I felt like I was on the verge of bursting when these words finally came from his mouth. He knew it, too, saying he could see me swallowing my feelings in certain moments. I still don’t know if I was wrong to keep it in, to cling to an old heartbreak as reason for suppression. Then again, maybe good things do come to those who wait.


May 5th, 2009 at 2:57 am
I had a boy tell me he loved me first before I ever told him. It took me a good 3 months to feel right about saying it that time.
I’ve had other boys tell me they loved me and I’ve *never* been able to say it back to them. So maybe I’m on the other side of the scale?
But, one time, the most recent time, I hid it until I just about burst, but finally took that dive and said it first. Mostly just because I HAD to, and also because I knew he wasn’t the sort of boy who would say ‘I love you’ first. But he said it right back, and 3 years later we’re both still saying it. So it’s worked out? I guess?
May 5th, 2009 at 4:41 am
My boyfriend found out that I loved him months ago. I didn’t tell him, it was just implied.
I wish, wish, wish I’d never told him, because it isn’t reciprocated, and I’m afraid it will never come naturally for him, now. There’s too much pressure.

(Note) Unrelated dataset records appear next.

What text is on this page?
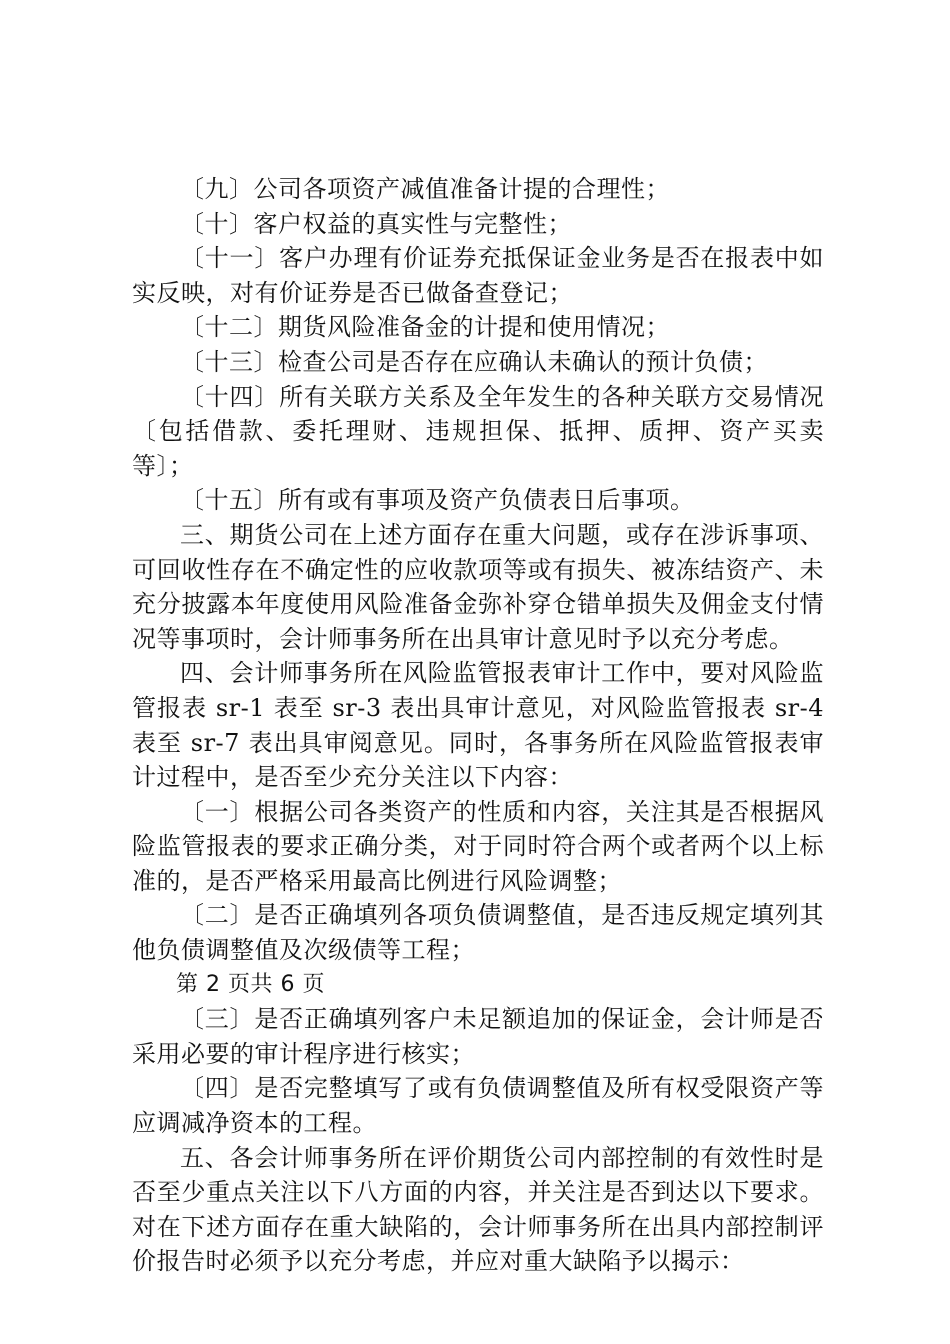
〔九〕公司各项资产减值准备计提的合理性；

〔十〕客户权益的真实性与完整性；

〔十一〕客户办理有价证券充抵保证金业务是否在报表中如实反映，对有价证券是否已做备查登记；

〔十二〕期货风险准备金的计提和使用情况；

〔十三〕检查公司是否存在应确认未确认的预计负债；

〔十四〕所有关联方关系及全年发生的各种关联方交易情况〔包括借款、委托理财、违规担保、抵押、质押、资产买卖等〕；

〔十五〕所有或有事项及资产负债表日后事项。

三、期货公司在上述方面存在重大问题，或存在涉诉事项、可回收性存在不确定性的应收款项等或有损失、被冻结资产、未充分披露本年度使用风险准备金弥补穿仓错单损失及佣金支付情况等事项时，会计师事务所在出具审计意见时予以充分考虑。

四、会计师事务所在风险监管报表审计工作中，要对风险监管报表 sr-1 表至 sr-3 表出具审计意见，对风险监管报表 sr-4 表至 sr-7 表出具审阅意见。同时，各事务所在风险监管报表审计过程中，是否至少充分关注以下内容：

〔一〕根据公司各类资产的性质和内容，关注其是否根据风险监管报表的要求正确分类，对于同时符合两个或者两个以上标准的，是否严格采用最高比例进行风险调整；

〔二〕是否正确填列各项负债调整值，是否违反规定填列其他负债调整值及次级债等工程；

第 2 页共 6 页

〔三〕是否正确填列客户未足额追加的保证金，会计师是否采用必要的审计程序进行核实；

〔四〕是否完整填写了或有负债调整值及所有权受限资产等应调减净资本的工程。

五、各会计师事务所在评价期货公司内部控制的有效性时是否至少重点关注以下八方面的内容，并关注是否到达以下要求。对在下述方面存在重大缺陷的，会计师事务所在出具内部控制评价报告时必须予以充分考虑，并应对重大缺陷予以揭示：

I’ve always thought the guy should say it first.
Unfortunately, I was right.
May 5th, 2009 at 7:12 am
I like the guy to say it first. All my exes I’ve waited a year after they’ve told me and then broken up with them soon after I’ve said it. This time round, I had to swallow saying it first and when he said it I said it right back. At least it meant that this time I knew.
May 5th, 2009 at 9:02 am
I always thought the guy was supposed to say it first…
May 5th, 2009 at 11:54 am
I think if you feel it you should say it. But it’s still scary to say it first if you’re not sure they’re going to say it back.
May 5th, 2009 at 1:31 pm
What? There’s rules about who should say it first? Good heavens, I think if you’re far enough into a relationship that love has entered into the equation, then you’re far enough in to let go of rules that govern who can say what and when, no?

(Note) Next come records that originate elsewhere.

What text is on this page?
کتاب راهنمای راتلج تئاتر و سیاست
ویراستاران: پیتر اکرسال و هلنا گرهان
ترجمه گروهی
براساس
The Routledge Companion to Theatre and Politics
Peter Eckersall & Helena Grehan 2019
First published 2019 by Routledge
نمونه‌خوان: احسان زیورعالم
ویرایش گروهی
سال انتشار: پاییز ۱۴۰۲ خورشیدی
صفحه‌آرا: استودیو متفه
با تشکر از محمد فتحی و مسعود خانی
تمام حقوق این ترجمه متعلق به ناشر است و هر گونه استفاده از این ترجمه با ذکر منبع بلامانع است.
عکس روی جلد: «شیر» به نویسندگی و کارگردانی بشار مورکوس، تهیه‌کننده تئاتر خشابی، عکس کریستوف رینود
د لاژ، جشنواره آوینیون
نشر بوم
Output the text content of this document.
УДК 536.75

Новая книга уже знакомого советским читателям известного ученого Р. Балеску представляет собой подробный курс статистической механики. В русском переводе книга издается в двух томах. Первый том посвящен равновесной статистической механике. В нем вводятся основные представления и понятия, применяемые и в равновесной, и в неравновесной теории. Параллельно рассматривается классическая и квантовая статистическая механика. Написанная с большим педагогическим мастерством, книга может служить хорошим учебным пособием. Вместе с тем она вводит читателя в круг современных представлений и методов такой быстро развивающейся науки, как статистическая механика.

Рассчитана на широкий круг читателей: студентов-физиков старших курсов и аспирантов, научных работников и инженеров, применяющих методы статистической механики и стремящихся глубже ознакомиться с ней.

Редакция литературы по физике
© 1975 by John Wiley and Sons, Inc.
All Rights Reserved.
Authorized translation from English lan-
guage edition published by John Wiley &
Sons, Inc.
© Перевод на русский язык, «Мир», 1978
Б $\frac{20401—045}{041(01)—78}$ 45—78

I agree with Angela - if you feel it, say it. You’re holding back because of fear that they won’t say it back. The only reason I would suggest that you hold off is if you are saying it way too soon, i.e. within a month of meeting the person, because then you’re right, it does have the potential to ruin something that could grow into a really beautiful relationship that could last if you just wait a bit longer and don’t scare the other person off.

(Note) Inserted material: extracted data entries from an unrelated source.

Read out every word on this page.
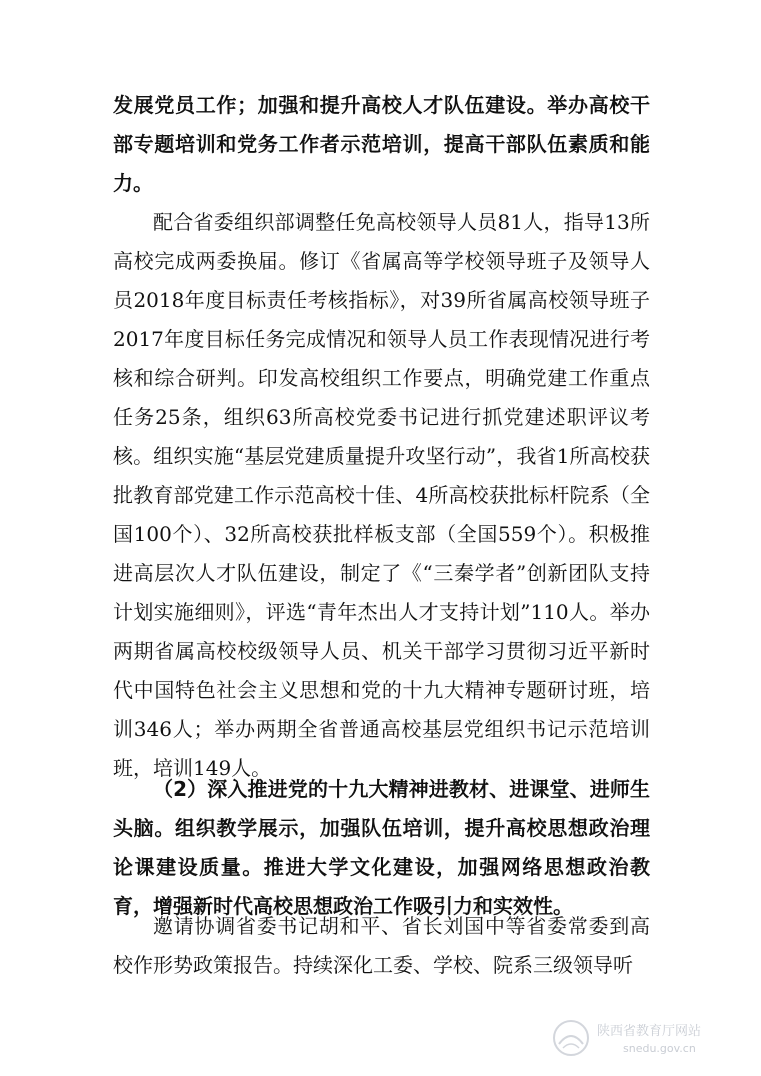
发展党员工作；加强和提升高校人才队伍建设。举办高校干部专题培训和党务工作者示范培训，提高干部队伍素质和能力。

配合省委组织部调整任免高校领导人员81人，指导13所高校完成两委换届。修订《省属高等学校领导班子及领导人员2018年度目标责任考核指标》，对39所省属高校领导班子2017年度目标任务完成情况和领导人员工作表现情况进行考核和综合研判。印发高校组织工作要点，明确党建工作重点任务25条，组织63所高校党委书记进行抓党建述职评议考核。组织实施“基层党建质量提升攻坚行动”，我省1所高校获批教育部党建工作示范高校十佳、4所高校获批标杆院系（全国100个）、32所高校获批样板支部（全国559个）。积极推进高层次人才队伍建设，制定了《“三秦学者”创新团队支持计划实施细则》，评选“青年杰出人才支持计划”110人。举办两期省属高校校级领导人员、机关干部学习贯彻习近平新时代中国特色社会主义思想和党的十九大精神专题研讨班，培训346人；举办两期全省普通高校基层党组织书记示范培训班，培训149人。

（2）深入推进党的十九大精神进教材、进课堂、进师生头脑。组织教学展示，加强队伍培训，提升高校思想政治理论课建设质量。推进大学文化建设，加强网络思想政治教育，增强新时代高校思想政治工作吸引力和实效性。

邀请协调省委书记胡和平、省长刘国中等省委常委到高校作形势政策报告。持续深化工委、学校、院系三级领导听

陕西省教育厅网站
snedu.gov.cn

However, if it’s been long enough, I don’t think you should hold off. Yes it’s scary to say it first. But if you really love them, and they don’t love you, wouldn’t you rather know so that you can move on? And if they DO say it back, it’s the greatest feeling in the world.
May 5th, 2009 at 2:48 pm
When I was 17 I had a bestfriend/boyfriend/quasi-platonic man-friend who used to tell me he loved me with regularity. I was scared and never said it and when I did he told me he no longer felt the same way. I know, I know DAWSONS CREEK-ESQUE DRAMA.
It’s hard to say it for the first time but it’s definitely worth saying If you feel it, chance are you’re not the only one
May 5th, 2009 at 10:29 pm
i’m old school and wait for it. that may be the only thing that goes unsaid in my world.
June 11th, 2009 at 12:37 am
I’ve only ever said it to three women, and only meant it twice. Those words get tossed around too much, but I tell those I’m with the importance. I guess I’m old fashioned like that.